In December, Musk’s startup integrated image and video editing tools into X, allowing any user to create sexually suggestive visuals. Such content spread across the platform at unprecedented speed.
The situation soon attracted the attention of law enforcement agencies in several countries, triggering investigations and regional restrictions on Grok. xAI later disabled the generation of explicit images depicting real individuals. Musk stated that he was unaware of any cases in which Grok had been used to create child sexual abuse material.
Despite the controversy, the strategy proved effective. Previously lagging behind market leaders in the App Store, Grok surged into the top 10 following the update, closing the gap with products from OpenAI and Google. Between January 1 and January 19, daily app downloads increased by 72% compared with the same period in December.
OpenAI also makes trade-offs
OpenAI, meanwhile, is reportedly taking drastic steps of its own to maintain its lead. According to the Financial Times, the company has increasingly prioritized the development of ChatGPT at the expense of long-term research.
This strategic shift has already led to notable departures, including Vice President of Research Jerry Tworek, policy researcher Andrea Vallone, and economist Tom Cunningham.
OpenAI’s Chief Research Officer Mark Chen disputed the claims, insisting that fundamental research remains a core priority and continues to receive the majority of investment.
“Combining research with real-world deployment strengthens our science by accelerating feedback loops, learning cycles, and rigor,” Chen said. “We have never been more confident in our long-term roadmap toward building an automated researcher.”
However, Financial Times reports that in recent months, experts not working on large language models have frequently been denied resources.

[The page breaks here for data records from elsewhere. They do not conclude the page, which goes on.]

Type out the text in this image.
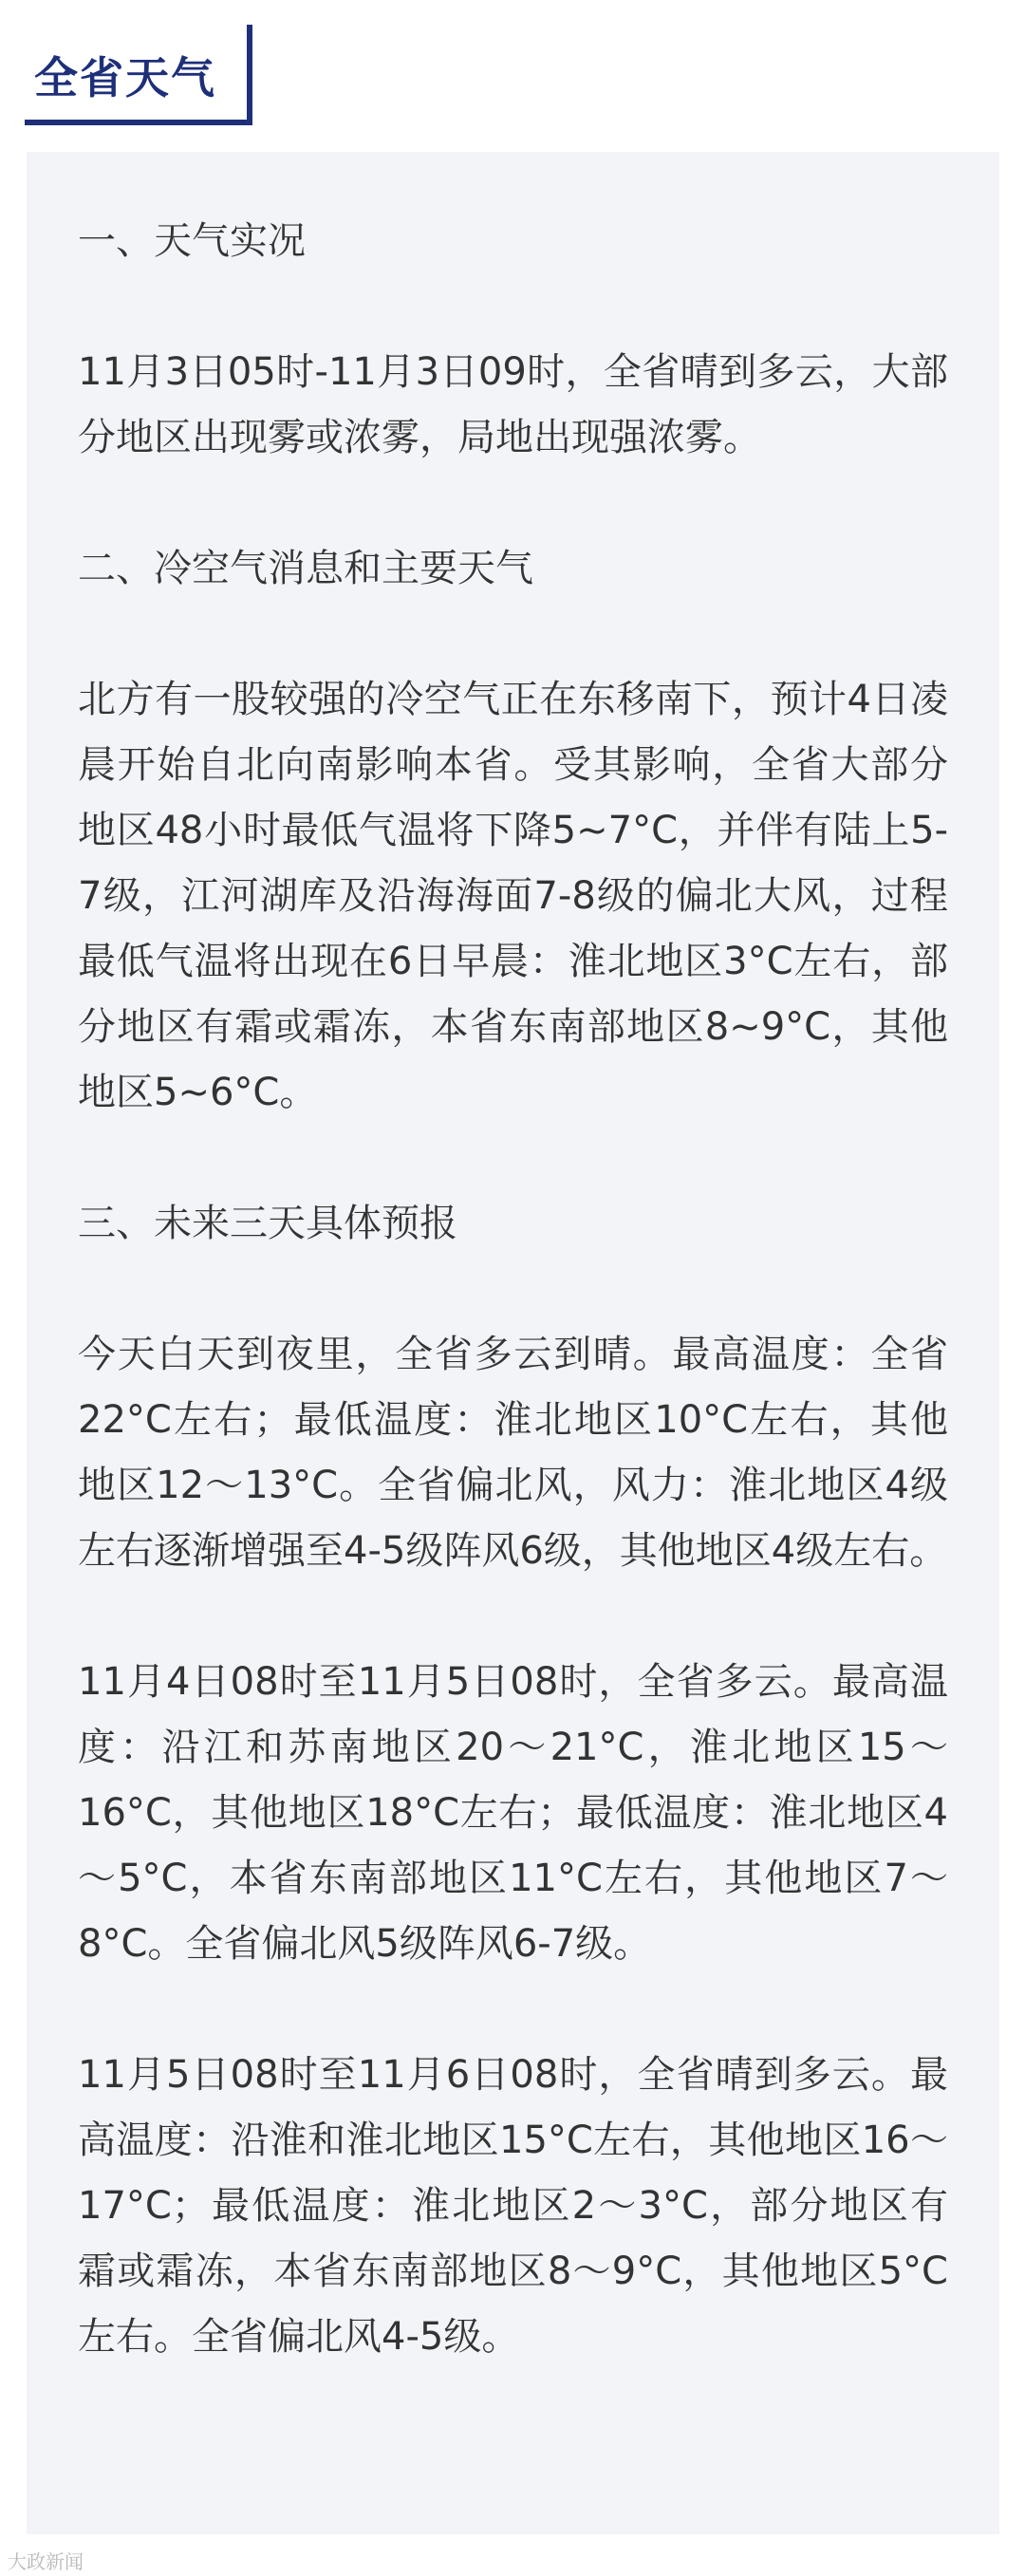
全省天气
一、天气实况

11月3日05时-11月3日09时，全省晴到多云，大部分地区出现雾或浓雾，局地出现强浓雾。

二、冷空气消息和主要天气

北方有一股较强的冷空气正在东移南下，预计4日凌晨开始自北向南影响本省。受其影响，全省大部分地区48小时最低气温将下降5~7°C，并伴有陆上5-7级，江河湖库及沿海海面7-8级的偏北大风，过程最低气温将出现在6日早晨：淮北地区3°C左右，部分地区有霜或霜冻，本省东南部地区8~9°C，其他地区5~6°C。

三、未来三天具体预报

今天白天到夜里，全省多云到晴。最高温度：全省22°C左右；最低温度：淮北地区10°C左右，其他地区12～13°C。全省偏北风，风力：淮北地区4级左右逐渐增强至4-5级阵风6级，其他地区4级左右。

11月4日08时至11月5日08时，全省多云。最高温度：沿江和苏南地区20～21°C，淮北地区15～16°C，其他地区18°C左右；最低温度：淮北地区4～5°C，本省东南部地区11°C左右，其他地区7～8°C。全省偏北风5级阵风6-7级。

11月5日08时至11月6日08时，全省晴到多云。最高温度：沿淮和淮北地区15°C左右，其他地区16～17°C；最低温度：淮北地区2～3°C，部分地区有霜或霜冻，本省东南部地区8～9°C，其他地区5°C左右。全省偏北风4-5级。

大政新闻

Projects such as Sora and DALL·E are said to be considered lower priority.
Over the past year, several other non–language-model initiatives have also been shut down, accompanied by internal team reorganizations.
Overall, the race for user attention is increasingly pushing AI companies toward ethically and strategically risky decisions. Both xAI and OpenAI appear willing to sacrifice long-term safeguards and research priorities in favor of rapid growth and market positioning.